Nigeria's Acting President Goodluck Jonathan has picked a raft of new faces including a Goldman Sachs banker for his new cabinet.
Jonathan sacked the his predecessor's cabinet a week ago in a bid to assert his authority a month after assuming executive powers, and the fast appointment of a new team.
Senate President David Mark on Wednesday read out 33 nominees sent by Jonathan for approval, a list which included just nine members of the outgoing cabinet.
Former Minister of State for Petroleum Odein Ajumogobia, tipped as a possible oil minister, and Olusegun Aganga, a London-based executive at Goldman Sachs seen as a contender for a finance ministry post, were among the nominees.

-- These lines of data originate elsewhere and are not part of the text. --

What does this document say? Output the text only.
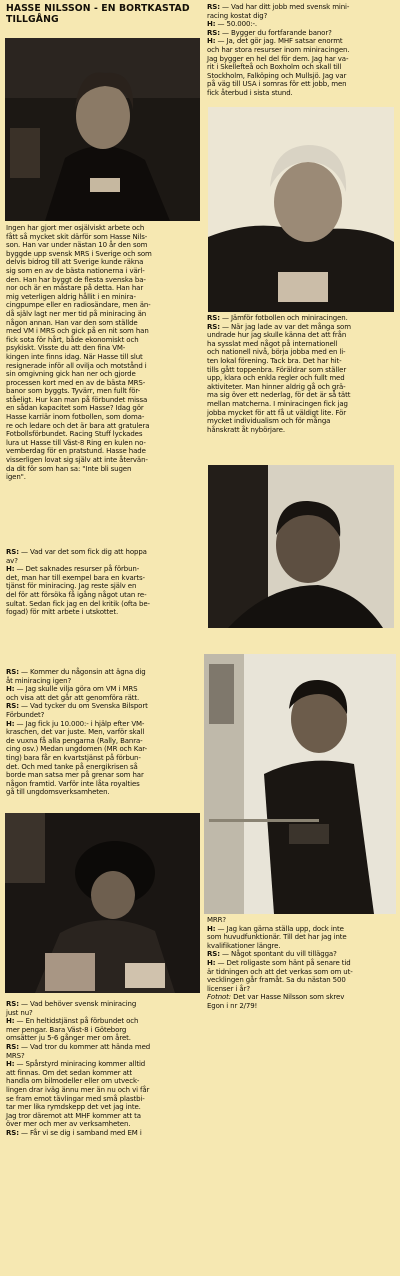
HASSE NILSSON - EN BORTKASTAD TILLGÅNG

Ingen har gjort mer osjälviskt arbete och

fått så mycket skit därför som Hasse Nils-

son. Han var under nästan 10 år den som

byggde upp svensk MRS i Sverige och som

delvis bidrog till att Sverige kunde räkna

sig som en av de bästa nationerna i värl-

den. Han har byggt de flesta svenska ba-

nor och är en mästare på detta. Han har

mig veterligen aldrig hållit i en minira-

cingpumpe eller en radiosändare, men än-

då själv lagt ner mer tid på miniracing än

någon annan. Han var den som ställde

med VM i MRS och gick på en nit som han

fick sota för hårt, både ekonomiskt och

psykiskt. Visste du att den fina VM-

kingen inte finns idag. När Hasse till slut

resignerade inför all ovilja och motstånd i

sin omgivning gick han ner och gjorde

processen kort med en av de bästa MRS-

banor som byggts. Tyvärr, men fullt för-

ståeligt. Hur kan man på förbundet missa

en sådan kapacitet som Hasse? Idag gör

Hasse karriär inom fotbollen, som doma-

re och ledare och det är bara att gratulera

Fotbollsförbundet. Racing Stuff lyckades

lura ut Hasse till Väst-8 Ring en kulen no-

vemberdag för en pratstund. Hasse hade

visserligen lovat sig själv att inte återvän-

da dit för som han sa: "Inte bli sugen

igen".

RS: — Vad var det som fick dig att hoppa

av?

H: — Det saknades resurser på förbun-

det, man har till exempel bara en kvarts-

tjänst för miniracing. Jag reste själv en

del för att försöka få igång något utan re-

sultat. Sedan fick jag en del kritik (ofta be-

fogad) för mitt arbete i utskottet.

RS: — Kommer du någonsin att ägna dig

åt miniracing igen?

H: — Jag skulle vilja göra om VM i MRS

och visa att det går att genomföra rätt.

RS: — Vad tycker du om Svenska Bilsport

Förbundet?

H: — Jag fick ju 10.000:- i hjälp efter VM-

kraschen, det var juste. Men, varför skall

de vuxna få alla pengarna (Rally, Banra-

cing osv.) Medan ungdomen (MR och Kar-

ting) bara får en kvartstjänst på förbun-

det. Och med tanke på energikrisen så

borde man satsa mer på grenar som har

någon framtid. Varför inte låta royalties

gå till ungdomsverksamheten.

RS: — Vad behöver svensk miniracing

just nu?

H: — En heltidstjänst på förbundet och

mer pengar. Bara Väst-8 i Göteborg

omsätter ju 5-6 gånger mer om året.

RS: — Vad tror du kommer att hända med

MRS?

H: — Spårstyrd miniracing kommer alltid

att finnas. Om det sedan kommer att

handla om bilmodeller eller om utveck-

lingen drar iväg ännu mer än nu och vi får

se fram emot tävlingar med små plastbi-

tar mer lika rymdskepp det vet jag inte.

Jag tror däremot att MHF kommer att ta

över mer och mer av verksamheten.

RS: — Får vi se dig i samband med EM i

RS: — Vad har ditt jobb med svensk mini-

racing kostat dig?

H: — 50.000:-.

RS: — Bygger du fortfarande banor?

H: — Ja, det gör jag. MHF satsar enormt

och har stora resurser inom miniracingen.

Jag bygger en hel del för dem. Jag har va-

rit i Skellefteå och Boxholm och skall till

Stockholm, Falköping och Mullsjö. Jag var

på väg till USA i somras för ett jobb, men

fick återbud i sista stund.

RS: — Jämför fotbollen och miniracingen.

RS: — När jag lade av var det många som

undrade hur jag skulle känna det att från

ha sysslat med något på internationell

och nationell nivå, börja jobba med en li-

ten lokal förening. Tack bra. Det har hit-

tills gått toppenbra. Föräldrar som ställer

upp, klara och enkla regler och fullt med

aktiviteter. Man hinner aldrig gå och grä-

ma sig över ett nederlag, för det är så tätt

mellan matcherna. I miniracingen fick jag

jobba mycket för att få ut väldigt lite. För

mycket individualism och för många

hånskratt åt nybörjare.

MRR?

H: — Jag kan gärna ställa upp, dock inte

som huvudfunktionär. Till det har jag inte

kvalifikationer längre.

RS: — Något spontant du vill tillägga?

H: — Det roligaste som hänt på senare tid

är tidningen och att det verkas som om ut-

vecklingen går framåt. Sa du nästan 500

licenser i år?

Fotnot: Det var Hasse Nilsson som skrev

Egon i nr 2/79!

Portfolios will be assigned once the upper house has approved the list, expected before the Easter recess starts next Thursday. The Senate will hold a special session on Monday to consider the list, deputy Senate spokesman Anthony Manzo said.
There are more than 40 ministers in the cabinet and a second list will follow to complete Jonathan's team. But outgoing oil and finance ministers Rilwanu Lukman and Mansur Muhtar, who held two of the top posts in the OPEC member nation of 140 million people, were not among the names read out on Wednesday.

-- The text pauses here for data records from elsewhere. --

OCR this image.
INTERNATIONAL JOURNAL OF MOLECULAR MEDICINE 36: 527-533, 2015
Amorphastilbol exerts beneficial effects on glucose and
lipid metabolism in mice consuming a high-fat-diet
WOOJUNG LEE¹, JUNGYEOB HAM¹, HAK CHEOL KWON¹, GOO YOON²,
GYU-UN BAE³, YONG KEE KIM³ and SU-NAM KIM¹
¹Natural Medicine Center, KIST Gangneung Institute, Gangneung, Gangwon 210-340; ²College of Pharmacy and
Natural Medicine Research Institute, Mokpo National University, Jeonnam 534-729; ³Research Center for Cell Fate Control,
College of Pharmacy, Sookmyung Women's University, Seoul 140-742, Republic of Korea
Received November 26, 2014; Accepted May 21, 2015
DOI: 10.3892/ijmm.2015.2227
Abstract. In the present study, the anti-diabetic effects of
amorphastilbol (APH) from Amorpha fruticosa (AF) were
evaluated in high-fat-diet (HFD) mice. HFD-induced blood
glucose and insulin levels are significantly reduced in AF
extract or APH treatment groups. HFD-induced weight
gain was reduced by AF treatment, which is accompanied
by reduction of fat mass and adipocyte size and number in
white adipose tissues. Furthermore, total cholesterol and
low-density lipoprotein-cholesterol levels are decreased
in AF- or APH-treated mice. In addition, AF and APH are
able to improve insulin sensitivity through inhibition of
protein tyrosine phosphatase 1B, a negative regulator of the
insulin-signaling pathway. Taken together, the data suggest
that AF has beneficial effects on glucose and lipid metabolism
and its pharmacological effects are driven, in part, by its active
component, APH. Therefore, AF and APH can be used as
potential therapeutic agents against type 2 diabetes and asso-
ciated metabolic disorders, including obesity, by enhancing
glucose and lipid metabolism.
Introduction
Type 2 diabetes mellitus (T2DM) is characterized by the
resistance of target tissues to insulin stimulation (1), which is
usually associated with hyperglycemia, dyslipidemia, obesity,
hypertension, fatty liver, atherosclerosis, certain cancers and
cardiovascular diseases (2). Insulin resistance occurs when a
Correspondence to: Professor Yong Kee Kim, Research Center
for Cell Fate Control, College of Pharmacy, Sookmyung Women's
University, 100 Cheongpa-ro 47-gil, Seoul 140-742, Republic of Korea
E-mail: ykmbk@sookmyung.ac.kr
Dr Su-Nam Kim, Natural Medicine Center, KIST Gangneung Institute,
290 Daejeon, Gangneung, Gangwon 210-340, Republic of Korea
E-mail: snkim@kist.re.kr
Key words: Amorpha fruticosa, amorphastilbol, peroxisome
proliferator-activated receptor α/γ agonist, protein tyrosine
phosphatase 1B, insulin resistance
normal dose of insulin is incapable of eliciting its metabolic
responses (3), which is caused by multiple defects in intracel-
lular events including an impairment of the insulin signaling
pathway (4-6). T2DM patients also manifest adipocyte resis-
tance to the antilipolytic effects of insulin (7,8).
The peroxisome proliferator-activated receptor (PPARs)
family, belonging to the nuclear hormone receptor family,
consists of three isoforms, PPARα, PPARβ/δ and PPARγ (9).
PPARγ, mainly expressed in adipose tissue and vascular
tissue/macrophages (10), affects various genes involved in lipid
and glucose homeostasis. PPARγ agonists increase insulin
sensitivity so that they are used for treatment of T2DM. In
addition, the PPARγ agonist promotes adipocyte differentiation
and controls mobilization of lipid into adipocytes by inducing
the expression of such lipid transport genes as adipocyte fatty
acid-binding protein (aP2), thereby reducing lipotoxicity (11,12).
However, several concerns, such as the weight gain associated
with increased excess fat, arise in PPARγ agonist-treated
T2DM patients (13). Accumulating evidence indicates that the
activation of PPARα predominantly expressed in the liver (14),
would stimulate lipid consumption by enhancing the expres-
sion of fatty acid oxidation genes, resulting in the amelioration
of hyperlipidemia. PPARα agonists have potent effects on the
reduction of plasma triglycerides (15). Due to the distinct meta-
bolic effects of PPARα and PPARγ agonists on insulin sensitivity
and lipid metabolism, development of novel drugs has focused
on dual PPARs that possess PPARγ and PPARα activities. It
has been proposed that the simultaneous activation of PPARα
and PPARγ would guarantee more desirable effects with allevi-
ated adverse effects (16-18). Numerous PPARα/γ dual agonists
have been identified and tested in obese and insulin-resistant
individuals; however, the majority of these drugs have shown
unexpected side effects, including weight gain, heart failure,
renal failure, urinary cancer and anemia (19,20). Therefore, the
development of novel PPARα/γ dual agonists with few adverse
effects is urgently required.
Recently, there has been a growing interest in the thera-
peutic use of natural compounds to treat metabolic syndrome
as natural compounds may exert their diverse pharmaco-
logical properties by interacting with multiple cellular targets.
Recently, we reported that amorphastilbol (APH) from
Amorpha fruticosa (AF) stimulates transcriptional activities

Nominees from the outgoing cabinet include former Information Minister Dora Akunyili, former Justice Minister Adetokunbo Kayode, former National Planning Minister Shamsuddeen Usman and former junior Niger Delta minister Godsday Orubebe.
Among the new nominees are Murtala Yar'Adua, ailing President Umaru Yar'Adua's nephew whose business interests span banking and oil, and Jubril Martins Kuye, junior finance minister under ex-President Olusegun Obasanjo.
Banking and oil reforms
Jonathan took over as acting head of state in early February due to the absence of President Yar'Adua, who was receiving treatment for a heart ailment in a Saudi clinic.
Yar'Adua has since returned but remains too sick to govern.
The reappointment of at least nine ministers in sectors including oil, the Niger Delta and justice suggests Nigeria's broad policy direction is unlikely to change.
A radical shake-up also has risks.
"Too much change at key ministries could slow things down considerably, as new ministers will still need some time to get to grips with things," Khan said.